Penulis: Skylashtar Maryam
Aku
selalu menyukai hujan, tapi kali ini hujan menghalangi jalanku pulang.
Padahal aku sudah menunggu di ruang tamu, gigil dan kaku. Hujan tidak
berhenti sejak tiga hari lalu, semakin deras dan keras. Tubuhku kian
getas.
“Bagaimana ini? Hujan turun terus, banjir di mana-mana,” keluh Bapak.
“Apa kita paksakan saja, Pak? Kasihan kan si Teteh kalau nunggu lama,” yang ini suara Ibu.
“Jangan …” sahut Mang Casmin, suami bibiku. “Kita tunggu saja, semoga hujan cepat berhenti.”
Aku
selalu menyukai hujan, tapi kali ini hujan menghalangi jalanku pulang.
Keluargaku enggan mengantar kepulanganku. Karena hujan.
***
Mereka
berbondong-bondong memenuhi halaman rumahku, menginjak-injak rumpun
melati yang aku tanam dengan susah payah. Ember-ember yang mereka bawa
menyenggol pot-pot kuping gajah hingga nyaris tumpah. Sialan!
Orang-orang sialan!
Sementara
aku berdiri menangkup tangan di dada, tangan Bapak masih cekatan
memegangi selang air, mengisi ember-ember kosong yang dibawa
orang-orang kampung. Mulut Bapak menyunggingkan senyum demi senyum,
sesekali tertawa dan bersenda gurau dengan kawan sebaya. Ibu sendiri
sibuk menyiapkan teh manis dan opak dalam toples-toples besar.
Satu
per satu ember penuh diangkut, kemudian diganti dengan ember-ember
kosong yang di mataku seperti antrian setan-setan. Bagaimana tidak,
mereka, orang-orang yang sedang berduyun mengantri air sambil
menyeruput teh manis dan mengunyah opak itu benar-benar tidak tahu
malu.
Dari
pagi sampai sore, ada saja orang yang datang meminta air di rumah
kami. Bukan seember dua ember, melainkan berember-ember, bahkan
beberapa dari mereka membawa jerigen besar.
“Ini
musim kemarau yang sangat panjang, Teh. Sumur-sumur tetangga kita
sudah kering sementara sumur kita masih memiliki air. Biarkan saja
mereka meminta air di sini,” bela Ibu ketika aku protes.
“Emangnya
pompa air itu tidak pakai listrik, Bu? Memangnya siapa yang bayar
listrik? Saya kan Bu. Saya yang bekerja membanting tulang untuk
membayar tagihan listrik yang pasti besar bulan ini,” bibirku
mengerucut.
“Nanti
juga ada rezekinya, Teh,” masih kata Ibu sembari tangannya sibuk
menyodorkan toples-toples kepada orang-orang semakin ramai berdatangan.
“Ada
rezekinya gimana? Mereka nggak bayar, kan? Enak aja! Maunya gratisan.

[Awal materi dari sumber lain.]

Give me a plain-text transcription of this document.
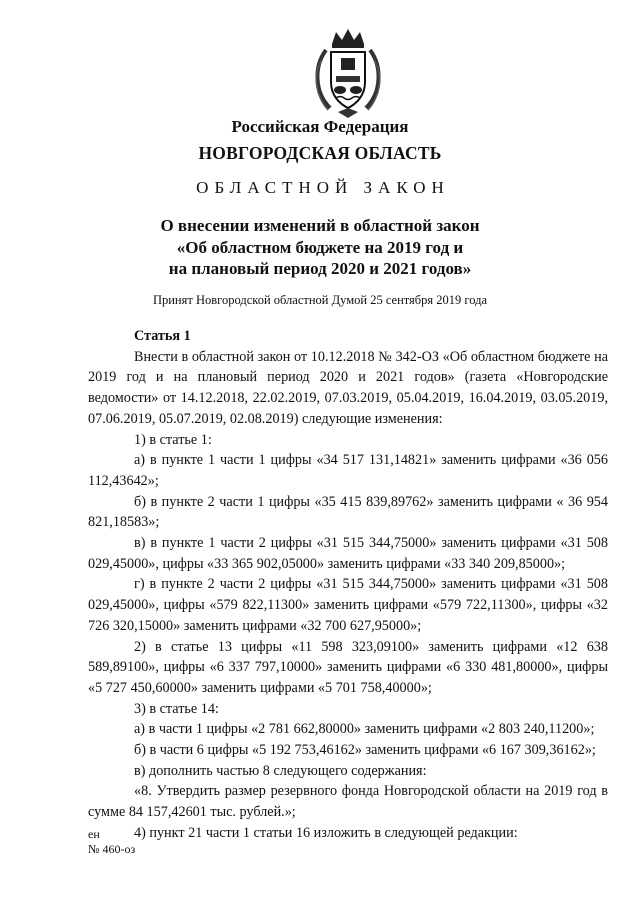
Российская Федерация

НОВГОРОДСКАЯ ОБЛАСТЬ

ОБЛАСТНОЙ ЗАКОН

О внесении изменений в областной закон
«Об областном бюджете на 2019 год и
на плановый период 2020 и 2021 годов»

Принят Новгородской областной Думой 25 сентября 2019 года

Статья 1

Внести в областной закон от 10.12.2018 № 342-ОЗ «Об областном бюджете на 2019 год и на плановый период 2020 и 2021 годов» (газета «Новгородские ведомости» от 14.12.2018, 22.02.2019, 07.03.2019, 05.04.2019, 16.04.2019, 03.05.2019, 07.06.2019, 05.07.2019, 02.08.2019) следующие изменения:

1) в статье 1:

а) в пункте 1 части 1 цифры «34 517 131,14821» заменить цифрами «36 056 112,43642»;

б) в пункте 2 части 1 цифры «35 415 839,89762» заменить цифрами « 36 954 821,18583»;

в) в пункте 1 части 2 цифры «31 515 344,75000» заменить цифрами «31 508 029,45000», цифры «33 365 902,05000» заменить цифрами «33 340 209,85000»;

г) в пункте 2 части 2 цифры «31 515 344,75000» заменить цифрами «31 508 029,45000», цифры «579 822,11300» заменить цифрами «579 722,11300», цифры «32 726 320,15000» заменить цифрами «32 700 627,95000»;

2) в статье 13 цифры «11 598 323,09100» заменить цифрами «12 638 589,89100», цифры «6 337 797,10000» заменить цифрами «6 330 481,80000», цифры «5 727 450,60000» заменить цифрами «5 701 758,40000»;

3) в статье 14:

а) в части 1 цифры «2 781 662,80000» заменить цифрами «2 803 240,11200»;

б) в части 6 цифры «5 192 753,46162» заменить цифрами «6 167 309,36162»;

в) дополнить частью 8 следующего содержания:

«8. Утвердить размер резервного фонда Новгородской области на 2019 год в сумме 84 157,42601 тыс. рублей.»;

4) пункт 21 части 1 статьи 16 изложить в следующей редакции:

ен
№ 460-оз
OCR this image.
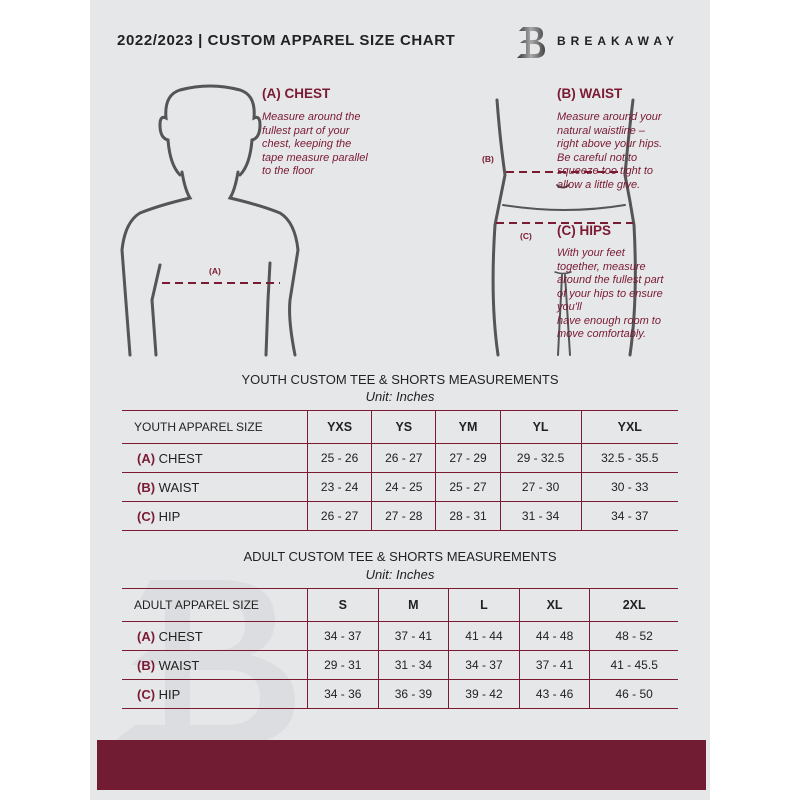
2022/2023 | CUSTOM APPAREL SIZE CHART	BREAKAWAY
(A)
(B)
(C)
(A) CHEST
Measure around the
fullest part of your
chest, keeping the
tape measure parallel
to the floor
(B) WAIST
Measure around your
natural waistline –
right above your hips.
Be careful not to
squeeze too tight to
allow a little give.
(C) HIPS
With your feet
together, measure
around the fullest part
of your hips to ensure
you'll
have enough room to
move comfortably.
YOUTH CUSTOM TEE & SHORTS MEASUREMENTS
Unit: Inches
YOUTH APPAREL SIZE	YXS	YS	YM	YL	YXL
(A) CHEST	25 - 26	26 - 27	27 - 29	29 - 32.5	32.5 - 35.5
(B) WAIST	23 - 24	24 - 25	25 - 27	27 - 30	30 - 33
(C) HIP	26 - 27	27 - 28	28 - 31	31 - 34	34 - 37
ADULT CUSTOM TEE & SHORTS MEASUREMENTS
Unit: Inches
ADULT APPAREL SIZE	S	M	L	XL	2XL
(A) CHEST	34 - 37	37 - 41	41 - 44	44 - 48	48 - 52
(B) WAIST	29 - 31	31 - 34	34 - 37	37 - 41	41 - 45.5
(C) HIP	34 - 36	36 - 39	39 - 42	43 - 46	46 - 50
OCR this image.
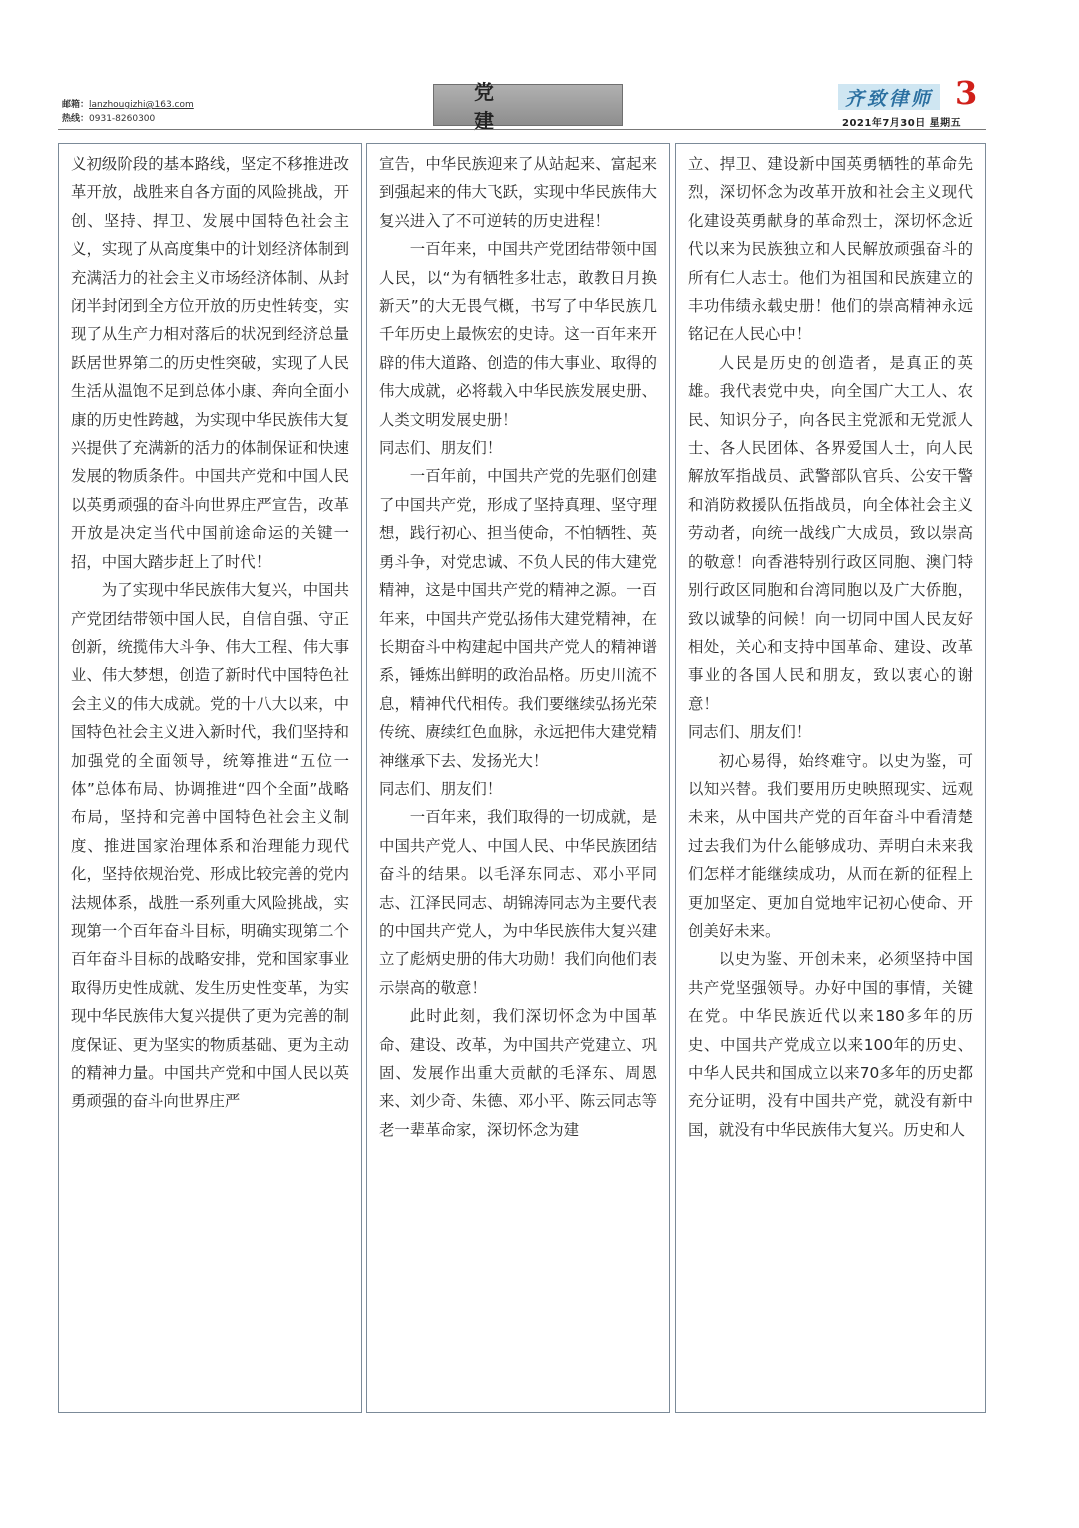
邮箱：lanzhougizhi@163.com
热线：0931-8260300
党 建
齐致律师 3
2021年7月30日 星期五

义初级阶段的基本路线，坚定不移推进改革开放，战胜来自各方面的风险挑战，开创、坚持、捍卫、发展中国特色社会主义，实现了从高度集中的计划经济体制到充满活力的社会主义市场经济体制、从封闭半封闭到全方位开放的历史性转变，实现了从生产力相对落后的状况到经济总量跃居世界第二的历史性突破，实现了人民生活从温饱不足到总体小康、奔向全面小康的历史性跨越，为实现中华民族伟大复兴提供了充满新的活力的体制保证和快速发展的物质条件。中国共产党和中国人民以英勇顽强的奋斗向世界庄严宣告，改革开放是决定当代中国前途命运的关键一招，中国大踏步赶上了时代！

为了实现中华民族伟大复兴，中国共产党团结带领中国人民，自信自强、守正创新，统揽伟大斗争、伟大工程、伟大事业、伟大梦想，创造了新时代中国特色社会主义的伟大成就。党的十八大以来，中国特色社会主义进入新时代，我们坚持和加强党的全面领导，统筹推进“五位一体”总体布局、协调推进“四个全面”战略布局，坚持和完善中国特色社会主义制度、推进国家治理体系和治理能力现代化，坚持依规治党、形成比较完善的党内法规体系，战胜一系列重大风险挑战，实现第一个百年奋斗目标，明确实现第二个百年奋斗目标的战略安排，党和国家事业取得历史性成就、发生历史性变革，为实现中华民族伟大复兴提供了更为完善的制度保证、更为坚实的物质基础、更为主动的精神力量。中国共产党和中国人民以英勇顽强的奋斗向世界庄严

宣告，中华民族迎来了从站起来、富起来到强起来的伟大飞跃，实现中华民族伟大复兴进入了不可逆转的历史进程！

一百年来，中国共产党团结带领中国人民，以“为有牺牲多壮志，敢教日月换新天”的大无畏气概，书写了中华民族几千年历史上最恢宏的史诗。这一百年来开辟的伟大道路、创造的伟大事业、取得的伟大成就，必将载入中华民族发展史册、人类文明发展史册！

同志们、朋友们！

一百年前，中国共产党的先驱们创建了中国共产党，形成了坚持真理、坚守理想，践行初心、担当使命，不怕牺牲、英勇斗争，对党忠诚、不负人民的伟大建党精神，这是中国共产党的精神之源。一百年来，中国共产党弘扬伟大建党精神，在长期奋斗中构建起中国共产党人的精神谱系，锤炼出鲜明的政治品格。历史川流不息，精神代代相传。我们要继续弘扬光荣传统、赓续红色血脉，永远把伟大建党精神继承下去、发扬光大！

同志们、朋友们！

一百年来，我们取得的一切成就，是中国共产党人、中国人民、中华民族团结奋斗的结果。以毛泽东同志、邓小平同志、江泽民同志、胡锦涛同志为主要代表的中国共产党人，为中华民族伟大复兴建立了彪炳史册的伟大功勋！我们向他们表示崇高的敬意！

此时此刻，我们深切怀念为中国革命、建设、改革，为中国共产党建立、巩固、发展作出重大贡献的毛泽东、周恩来、刘少奇、朱德、邓小平、陈云同志等老一辈革命家，深切怀念为建

立、捍卫、建设新中国英勇牺牲的革命先烈，深切怀念为改革开放和社会主义现代化建设英勇献身的革命烈士，深切怀念近代以来为民族独立和人民解放顽强奋斗的所有仁人志士。他们为祖国和民族建立的丰功伟绩永载史册！他们的崇高精神永远铭记在人民心中！

人民是历史的创造者，是真正的英雄。我代表党中央，向全国广大工人、农民、知识分子，向各民主党派和无党派人士、各人民团体、各界爱国人士，向人民解放军指战员、武警部队官兵、公安干警和消防救援队伍指战员，向全体社会主义劳动者，向统一战线广大成员，致以崇高的敬意！向香港特别行政区同胞、澳门特别行政区同胞和台湾同胞以及广大侨胞，致以诚挚的问候！向一切同中国人民友好相处，关心和支持中国革命、建设、改革事业的各国人民和朋友，致以衷心的谢意！

同志们、朋友们！

初心易得，始终难守。以史为鉴，可以知兴替。我们要用历史映照现实、远观未来，从中国共产党的百年奋斗中看清楚过去我们为什么能够成功、弄明白未来我们怎样才能继续成功，从而在新的征程上更加坚定、更加自觉地牢记初心使命、开创美好未来。

以史为鉴、开创未来，必须坚持中国共产党坚强领导。办好中国的事情，关键在党。中华民族近代以来180多年的历史、中国共产党成立以来100年的历史、中华人民共和国成立以来70多年的历史都充分证明，没有中国共产党，就没有新中国，就没有中华民族伟大复兴。历史和人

Di kota air itu dijual, Bu. Coba kalau Ibu sama Bapak jual juga. Kan
lumayan untuk bayar listrik,” aku masih menggerutu.
Ya,
ini jaman ketika berbagai benda diperjualbelikan. Tidak terkecuali
air. Orang-orang ini enak-enakan saja meminta air tanpa memikirkan
biaya listrik. Sementara aku pasti harus mengalokasikan dana lebih
banyak untuk biaya listrik bulan ini. Gajiku memang cukup besar, tapi
kalau begini caranya, aku bisa batal membeli sepatu bermerk yang aku
incar sejak dua bulan lalu. Sialan! Orang-orang sialan!
Hari
Mingguku hancur seketika. Padahal aku ingin sekali lesehan di kamar,
menikmati musik dan membaca buku setelah sepanjang minggu berkutat
dengan dokumen-dokumen kantor dan teriakan buyer. Tapi
bagaimana aku bisa santai jika di halaman rumah ribut sekali. Beberapa
orang tetangga malah bolak-balik ke kamar mandi, numpang mandi, ada
juga yang numpang mencuci.
Aarrggghh… menyebalkan.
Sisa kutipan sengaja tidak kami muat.